Is the current implementation the best dimming interaction for a reading light? The answer is probably not. I find it quite satisfying to hold the light and watch it fade, but if I was reading and trying to increase the brightness and it started decreasing first, I would likely become frustrated. This is an important consideration as the lights usability for reading in the next iteration.
Given that there’s only one possible interaction (touch the light), how am I going to separate ‘sending a message to the other’ with ‘changing my own’? Although I haven’t focussed on the connectivity, my assumption throughout has been it’s fine that a message is sent when you change your light. After all, isn’t the point that the other is present, each lamp occasionally (gently) reminds the other of its presence.
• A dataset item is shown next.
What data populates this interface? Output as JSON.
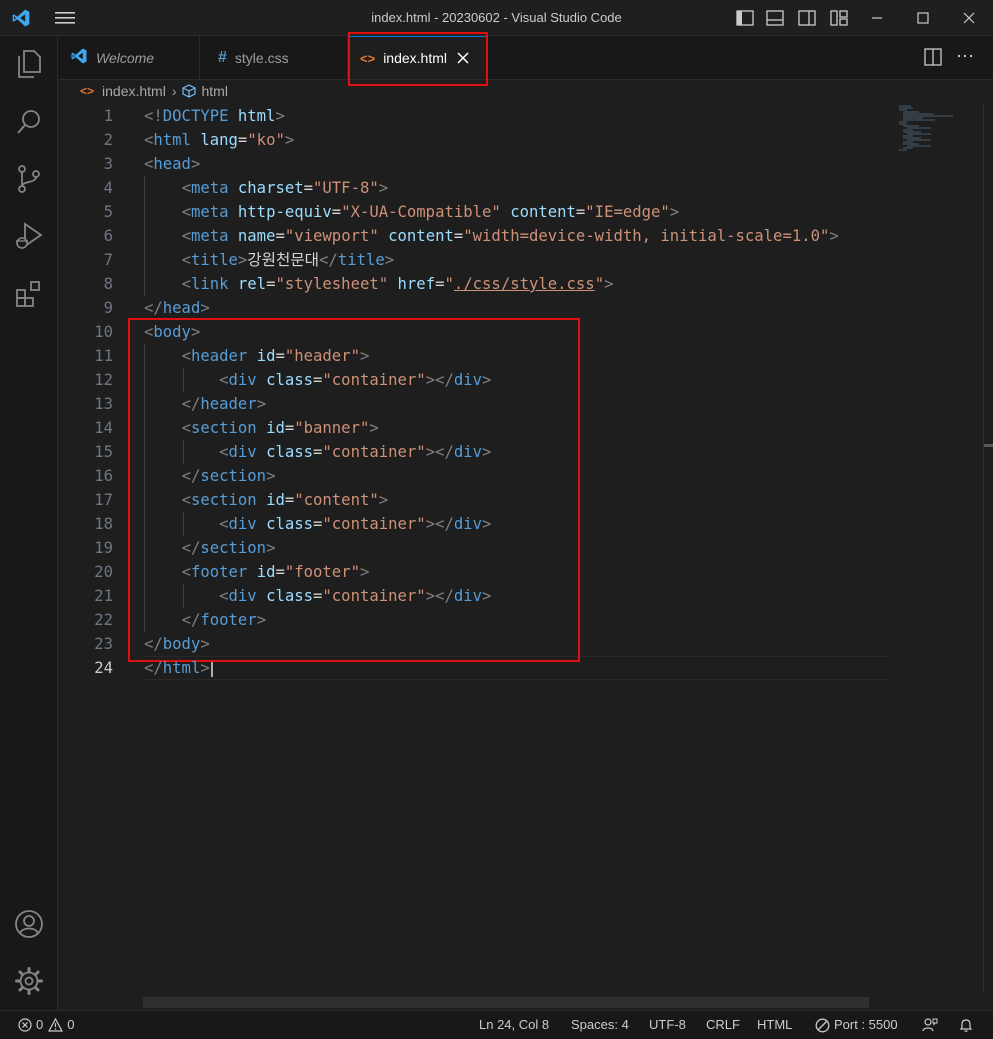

However what I didn’t fully consider until later in the process was “what if I want to send a message, but I don’t want my current light level to change?”. I think that when I begin on version 002 (an actually connected version), I will have to separate the ‘change mine’ from the ‘ping theirs’ interaction. This is unfortunate because I do like the simplicity of 1 single interaction, but I imagine this is a case of for the best results I must kill my darlings.
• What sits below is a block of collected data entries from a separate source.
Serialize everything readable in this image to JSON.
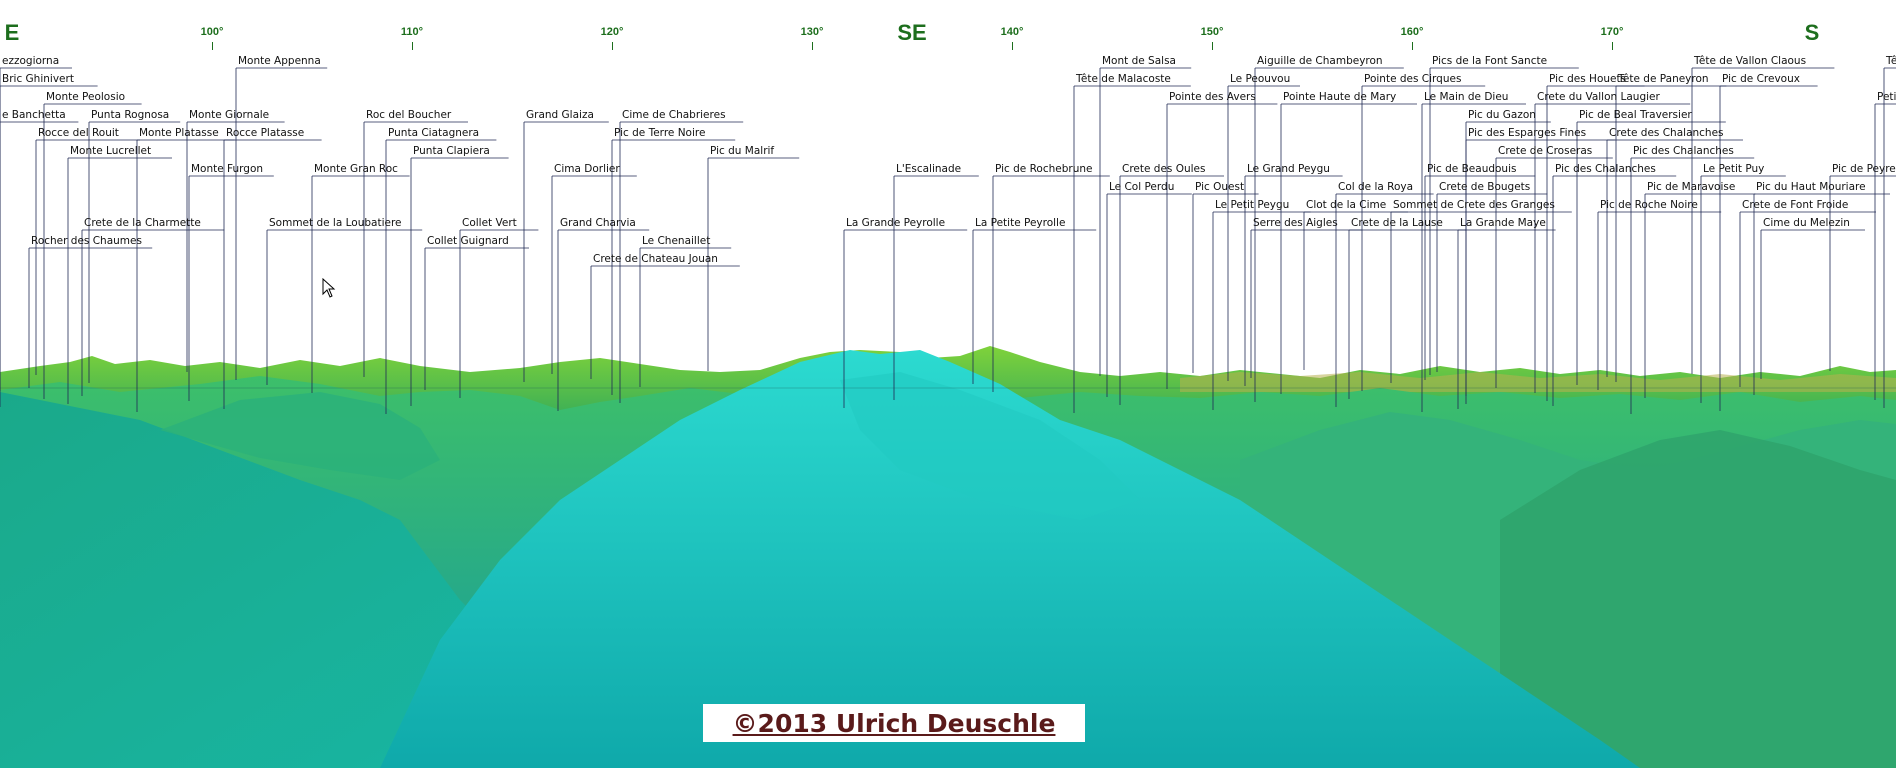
{
  "panorama": {
    "compass_labels": [
      {
        "text": "E",
        "deg": 90
      },
      {
        "text": "SE",
        "deg": 135
      },
      {
        "text": "S",
        "deg": 180
      }
    ],
    "degree_ticks": [
      {
        "text": "100°",
        "deg": 100
      },
      {
        "text": "110°",
        "deg": 110
      },
      {
        "text": "120°",
        "deg": 120
      },
      {
        "text": "130°",
        "deg": 130
      },
      {
        "text": "140°",
        "deg": 140
      },
      {
        "text": "150°",
        "deg": 150
      },
      {
        "text": "160°",
        "deg": 160
      },
      {
        "text": "170°",
        "deg": 170
      }
    ],
    "peaks": [
      {
        "name": "ezzogiorna",
        "row": 0
      },
      {
        "name": "Bric Ghinivert",
        "row": 1
      },
      {
        "name": "Monte Peolosio",
        "row": 2
      },
      {
        "name": "e Banchetta",
        "row": 3
      },
      {
        "name": "Punta Rognosa",
        "row": 3
      },
      {
        "name": "Rocce del Rouit",
        "row": 4
      },
      {
        "name": "Monte Platasse",
        "row": 4
      },
      {
        "name": "Monte Lucrellet",
        "row": 5
      },
      {
        "name": "Crete de la Charmette",
        "row": 9
      },
      {
        "name": "Rocher des Chaumes",
        "row": 10
      },
      {
        "name": "Monte Appenna",
        "row": 0
      },
      {
        "name": "Monte Giornale",
        "row": 3
      },
      {
        "name": "Rocce Platasse",
        "row": 4
      },
      {
        "name": "Monte Furgon",
        "row": 6
      },
      {
        "name": "Monte Gran Roc",
        "row": 6
      },
      {
        "name": "Sommet de la Loubatiere",
        "row": 9
      },
      {
        "name": "Roc del Boucher",
        "row": 3
      },
      {
        "name": "Punta Ciatagnera",
        "row": 4
      },
      {
        "name": "Punta Clapiera",
        "row": 5
      },
      {
        "name": "Collet Vert",
        "row": 9
      },
      {
        "name": "Collet Guignard",
        "row": 10
      },
      {
        "name": "Grand Glaiza",
        "row": 3
      },
      {
        "name": "Cima Dorlier",
        "row": 6
      },
      {
        "name": "Grand Charvia",
        "row": 9
      },
      {
        "name": "Cime de Chabrieres",
        "row": 3
      },
      {
        "name": "Pic de Terre Noire",
        "row": 4
      },
      {
        "name": "Le Chenaillet",
        "row": 10
      },
      {
        "name": "Crete de Chateau Jouan",
        "row": 11
      },
      {
        "name": "Pic du Malrif",
        "row": 5
      },
      {
        "name": "La Grande Peyrolle",
        "row": 9
      },
      {
        "name": "L'Escalinade",
        "row": 6
      },
      {
        "name": "Pic de Rochebrune",
        "row": 6
      },
      {
        "name": "La Petite Peyrolle",
        "row": 9
      },
      {
        "name": "Mont de Salsa",
        "row": 0
      },
      {
        "name": "Tête de Malacoste",
        "row": 1
      },
      {
        "name": "Crete des Oules",
        "row": 6
      },
      {
        "name": "Le Col Perdu",
        "row": 7
      },
      {
        "name": "Pointe des Avers",
        "row": 2
      },
      {
        "name": "Le Peouvou",
        "row": 1
      },
      {
        "name": "Pic Ouest",
        "row": 7
      },
      {
        "name": "Le Petit Peygu",
        "row": 8
      },
      {
        "name": "Aiguille de Chambeyron",
        "row": 0
      },
      {
        "name": "Pointe Haute de Mary",
        "row": 2
      },
      {
        "name": "Le Grand Peygu",
        "row": 6
      },
      {
        "name": "Serre des Aigles",
        "row": 9
      },
      {
        "name": "Clot de la Cime",
        "row": 8
      },
      {
        "name": "Col de la Roya",
        "row": 7
      },
      {
        "name": "Crete de la Lause",
        "row": 9
      },
      {
        "name": "Pointe des Cirques",
        "row": 1
      },
      {
        "name": "Sommet de Crete des Granges",
        "row": 8
      },
      {
        "name": "Pics de la Font Sancte",
        "row": 0
      },
      {
        "name": "Le Main de Dieu",
        "row": 2
      },
      {
        "name": "Pic du Gazon",
        "row": 3
      },
      {
        "name": "Pic des Esparges Fines",
        "row": 4
      },
      {
        "name": "Crete de Croseras",
        "row": 5
      },
      {
        "name": "Pic de Beaudouis",
        "row": 6
      },
      {
        "name": "Crete de Bougets",
        "row": 7
      },
      {
        "name": "La Grande Maye",
        "row": 9
      },
      {
        "name": "Pic des Houets",
        "row": 1
      },
      {
        "name": "Crete du Vallon Laugier",
        "row": 2
      },
      {
        "name": "Pic de Beal Traversier",
        "row": 3
      },
      {
        "name": "Crete des Chalanches",
        "row": 4
      },
      {
        "name": "Pic des Chalanches",
        "row": 5
      },
      {
        "name": "Pic des Chalanches",
        "row": 6
      },
      {
        "name": "Pic de Maravoise",
        "row": 7
      },
      {
        "name": "Pic de Roche Noire",
        "row": 8
      },
      {
        "name": "Tête de Paneyron",
        "row": 1
      },
      {
        "name": "Tête de Vallon Claous",
        "row": 0
      },
      {
        "name": "Pic de Crevoux",
        "row": 1
      },
      {
        "name": "Le Petit Puy",
        "row": 6
      },
      {
        "name": "Pic du Haut Mouriare",
        "row": 7
      },
      {
        "name": "Crete de Font Froide",
        "row": 8
      },
      {
        "name": "Cime du Melezin",
        "row": 9
      },
      {
        "name": "Pic de Peyre B",
        "row": 6
      },
      {
        "name": "Tê",
        "row": 0
      },
      {
        "name": "Peti",
        "row": 2
      }
    ],
    "copyright": "©2013 Ulrich Deuschle",
    "colors": {
      "label_line": "#202a55",
      "compass": "#1d6e1d",
      "near_terrain": "#1fc2b8",
      "mid_terrain": "#2fb080",
      "far_terrain": "#4fc83a",
      "horizon": "#9acc2e"
    }
  }
}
I could consider this project a failure in that I have not got any connection whatsoever, and I have not even implemented a successful simulation of a connection.
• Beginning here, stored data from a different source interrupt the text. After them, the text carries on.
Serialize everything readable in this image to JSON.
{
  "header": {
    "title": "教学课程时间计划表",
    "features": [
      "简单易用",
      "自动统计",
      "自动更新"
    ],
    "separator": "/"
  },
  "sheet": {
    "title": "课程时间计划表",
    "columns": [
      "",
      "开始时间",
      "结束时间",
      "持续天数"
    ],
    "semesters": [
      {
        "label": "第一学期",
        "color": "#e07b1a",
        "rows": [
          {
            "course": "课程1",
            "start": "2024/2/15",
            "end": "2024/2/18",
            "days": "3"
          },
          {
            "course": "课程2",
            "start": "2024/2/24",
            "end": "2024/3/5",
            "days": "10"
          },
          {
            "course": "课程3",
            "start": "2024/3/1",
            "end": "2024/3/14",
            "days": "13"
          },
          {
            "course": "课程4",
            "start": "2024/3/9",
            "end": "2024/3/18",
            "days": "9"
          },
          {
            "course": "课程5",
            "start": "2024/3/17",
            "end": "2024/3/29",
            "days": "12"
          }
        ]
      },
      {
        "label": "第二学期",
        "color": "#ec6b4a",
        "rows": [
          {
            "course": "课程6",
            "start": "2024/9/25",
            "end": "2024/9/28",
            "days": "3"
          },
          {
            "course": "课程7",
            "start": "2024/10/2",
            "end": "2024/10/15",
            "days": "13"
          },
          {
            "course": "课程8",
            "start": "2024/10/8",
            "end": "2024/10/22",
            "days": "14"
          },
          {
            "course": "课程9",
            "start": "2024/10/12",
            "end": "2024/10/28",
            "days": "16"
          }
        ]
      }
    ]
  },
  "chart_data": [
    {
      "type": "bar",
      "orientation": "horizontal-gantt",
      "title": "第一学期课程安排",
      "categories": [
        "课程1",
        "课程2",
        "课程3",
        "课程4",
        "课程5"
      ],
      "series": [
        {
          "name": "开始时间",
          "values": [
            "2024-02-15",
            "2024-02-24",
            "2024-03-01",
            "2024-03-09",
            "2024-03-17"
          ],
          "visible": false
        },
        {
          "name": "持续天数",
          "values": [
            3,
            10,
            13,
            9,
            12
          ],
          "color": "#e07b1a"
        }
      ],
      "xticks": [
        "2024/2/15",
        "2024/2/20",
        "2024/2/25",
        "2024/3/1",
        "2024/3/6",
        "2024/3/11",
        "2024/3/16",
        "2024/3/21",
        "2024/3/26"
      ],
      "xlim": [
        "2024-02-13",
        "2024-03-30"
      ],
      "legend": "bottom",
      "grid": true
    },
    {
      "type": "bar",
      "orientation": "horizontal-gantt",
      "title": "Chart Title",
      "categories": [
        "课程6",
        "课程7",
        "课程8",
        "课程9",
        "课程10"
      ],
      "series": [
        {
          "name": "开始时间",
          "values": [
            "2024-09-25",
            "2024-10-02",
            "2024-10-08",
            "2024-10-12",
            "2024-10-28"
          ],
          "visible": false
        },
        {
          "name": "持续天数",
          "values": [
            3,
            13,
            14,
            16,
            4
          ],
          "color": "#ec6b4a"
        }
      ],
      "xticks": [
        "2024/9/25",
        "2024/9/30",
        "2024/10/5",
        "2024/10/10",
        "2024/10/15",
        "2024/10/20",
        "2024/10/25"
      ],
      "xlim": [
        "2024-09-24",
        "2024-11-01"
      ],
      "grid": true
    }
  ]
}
I could also consider this project a success in that I have created a not-too-bad looking reading light (in my opinion) that solves my frustration with my current reading light (glare from the LEDs), and sets up the possibility for a connection to a pair.
Instead, I will consider this project a great technical and creative learning journey, a wonderful prompt to think about the nature of and opportunities for long distance relationships, and perhaps the first physical computing project I’ve ‘completed’ that is both stable and useful enough for me to take home and use for a long time.